Vida stayed with Scanlon up in the flying bridge as they cast off. The American completely ignored her as he piloted the boat, humming to himself as he checked his charts and the compass on the computer in front of him. She wondered how many runs like this he had done for the cartel. This wasn’t his first. She was sure of that.

They met other sportfishers as they headed for the mouth of the marina. One of them, carrying a party of what looked like female college-volleyball players, hailed Scanlon with a horn blast. Scanlon honked back twice, laughing merrily.

“Enjoying yourself?” Vida said coldly.

“Siempre,” Scanlon told her with a wink. “Always.”

That makes one of us, Vida thought, grasping the cool railing of the bobbing ship and trying to keep down the churning contents of her stomach.

CHAPTER 41

Scanlon cut the engines when they were eleven miles out.
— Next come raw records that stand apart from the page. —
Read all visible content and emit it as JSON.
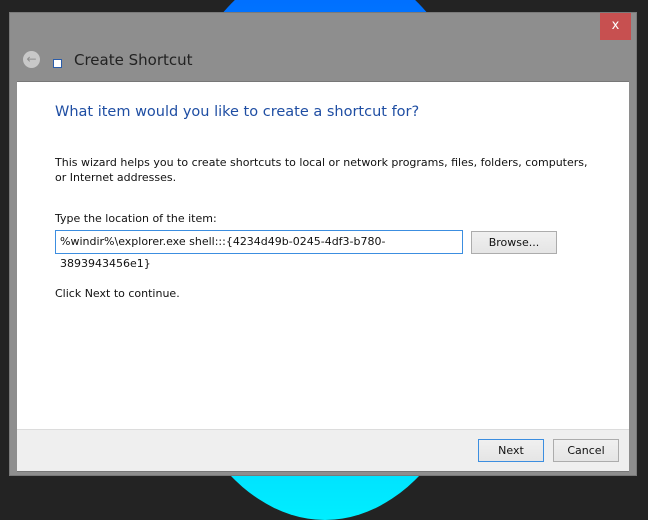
{
  "window": {
    "title": "Create Shortcut",
    "close_label": "x",
    "back_icon": "back-arrow-icon"
  },
  "content": {
    "heading": "What item would you like to create a shortcut for?",
    "description": "This wizard helps you to create shortcuts to local or network programs, files, folders, computers, or Internet addresses.",
    "location_label": "Type the location of the item:",
    "location_value": "%windir%\\explorer.exe shell:::{4234d49b-0245-4df3-b780-3893943456e1}",
    "browse_label": "Browse...",
    "continue_text": "Click Next to continue."
  },
  "footer": {
    "next_label": "Next",
    "cancel_label": "Cancel"
  }
}
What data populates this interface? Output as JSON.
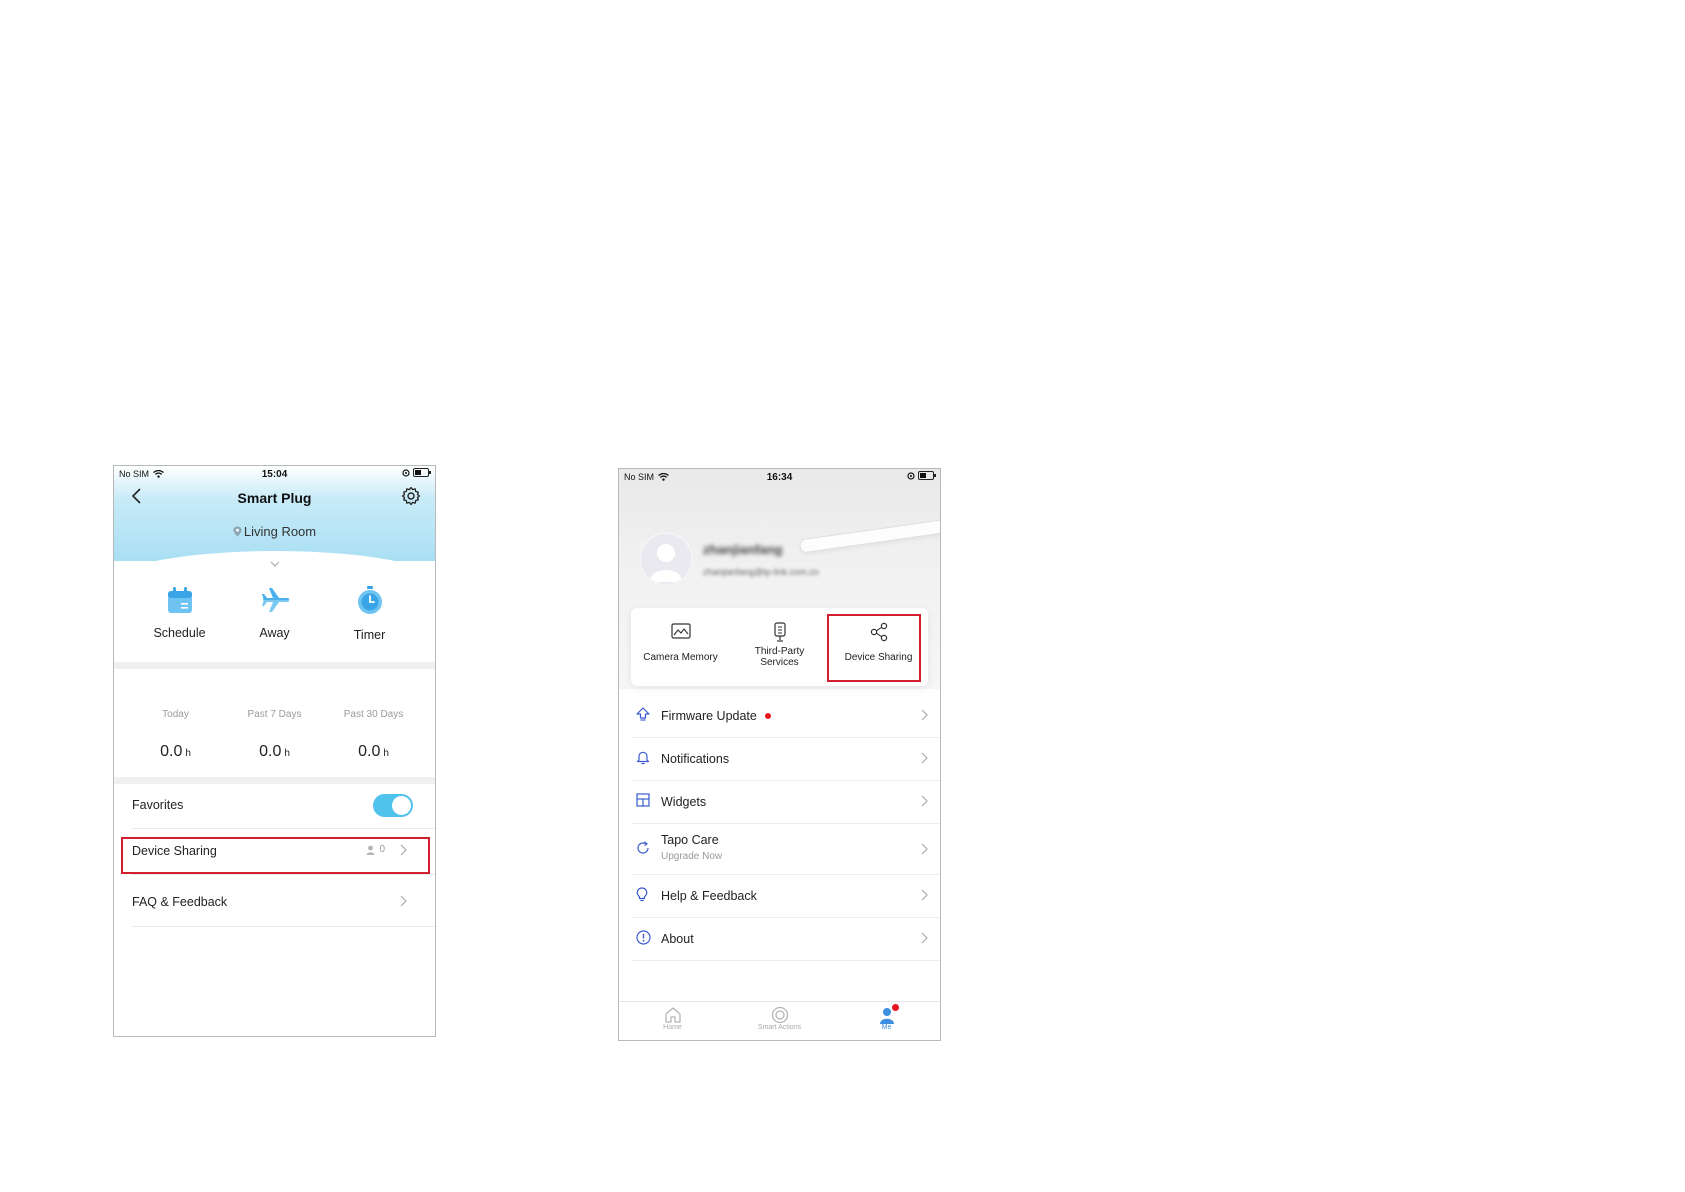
{
  "phone_left": {
    "status": {
      "carrier": "No SIM",
      "time": "15:04"
    },
    "title": "Smart Plug",
    "location": "Living Room",
    "modes": [
      {
        "label": "Schedule",
        "icon": "calendar-icon"
      },
      {
        "label": "Away",
        "icon": "airplane-icon"
      },
      {
        "label": "Timer",
        "icon": "timer-icon"
      }
    ],
    "stats": [
      {
        "label": "Today",
        "value": "0.0",
        "unit": "h"
      },
      {
        "label": "Past 7 Days",
        "value": "0.0",
        "unit": "h"
      },
      {
        "label": "Past 30 Days",
        "value": "0.0",
        "unit": "h"
      }
    ],
    "favorites": {
      "label": "Favorites",
      "enabled": true
    },
    "device_sharing": {
      "label": "Device Sharing",
      "count": "0"
    },
    "faq": {
      "label": "FAQ & Feedback"
    }
  },
  "phone_right": {
    "status": {
      "carrier": "No SIM",
      "time": "16:34"
    },
    "profile": {
      "name": "zhanjianfang",
      "email": "zhanjianfang@tp-link.com.cn"
    },
    "quick_items": [
      {
        "label": "Camera Memory",
        "icon": "image-icon"
      },
      {
        "label": "Third-Party Services",
        "label_line1": "Third-Party",
        "label_line2": "Services",
        "icon": "speaker-icon"
      },
      {
        "label": "Device Sharing",
        "icon": "share-icon"
      }
    ],
    "menu": [
      {
        "label": "Firmware Update",
        "icon": "upload-icon",
        "badge": true
      },
      {
        "label": "Notifications",
        "icon": "bell-icon"
      },
      {
        "label": "Widgets",
        "icon": "widgets-icon"
      },
      {
        "label": "Tapo Care",
        "sub": "Upgrade Now",
        "icon": "refresh-icon"
      },
      {
        "label": "Help & Feedback",
        "icon": "lightbulb-icon"
      },
      {
        "label": "About",
        "icon": "info-icon"
      }
    ],
    "tabs": [
      {
        "label": "Home",
        "icon": "home-icon"
      },
      {
        "label": "Smart Actions",
        "icon": "smart-actions-icon"
      },
      {
        "label": "Me",
        "icon": "person-icon",
        "active": true
      }
    ]
  },
  "colors": {
    "accent": "#4fc3ec",
    "highlight": "#d21f2d",
    "active_tab": "#3d8fe0",
    "badge": "#e5141f"
  }
}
He went down and started setting the baits on the sea rods and parceling them out to the men.

“That won’t be necessary,” Vida told him, still up on the flying bridge.

“No?” Scanlon said skeptically, looking up at her. “Coast Guard has drones now, sweetie. Attached to them are cameras that can see through your pants and count the dimples on your ass from five miles up. What do you imagine the Coasties are going to think if they see your buddies here, out on this fishing boat, standing around?”

“Fine,” Vida said, checking her watch. She went back to scanning the horizon with her binoculars.

“You’re sure we’re in the right place?” she said.

“As if my life depended on it,” the captain said as he showed Eduardo how to cast.

The ship came into view from the south a little over an hour later. It was huge, a Handymax-class oil tanker, its rust-streaked black hull two football fields long from stem to stern. There wasn’t anyone visible on its deck. It was flying a Guatemalan flag.

This is it, Vida thought. It has to be.

She thought the ship would stop, but it didn’t even slow as it passed, about a hundred yards from the starboard side of the fishing boat. She craned her neck up at the deck.

Shouldn’t there be someone up there? Or is this the right ship?

The ship passed on. As the fishing boat bobbed in the tanker’s swell, Vida scanned the choppy surface to see if something had been tossed from the opposite side. But there was nothing.

Scanlon was opening the cooler on the deck below when she placed the barrel of the Walther to the leathery back of his red, sun-beaten neck.

“What is this?” she said. “Where is it? You brought us to the wrong place.”

Scanlon, unfazed by the gun, cracked his can of Bud as he slowly turned around. “Why would I bring you to the wrong place?”

“To double-cross us,” Vida said. “We weren’t given the coordinates. Only you were. You bring us here, to some bullshit point, then send another boat to the correct spot to grab the shipment for yourself.”

Scanlon laughed and swigged his beer.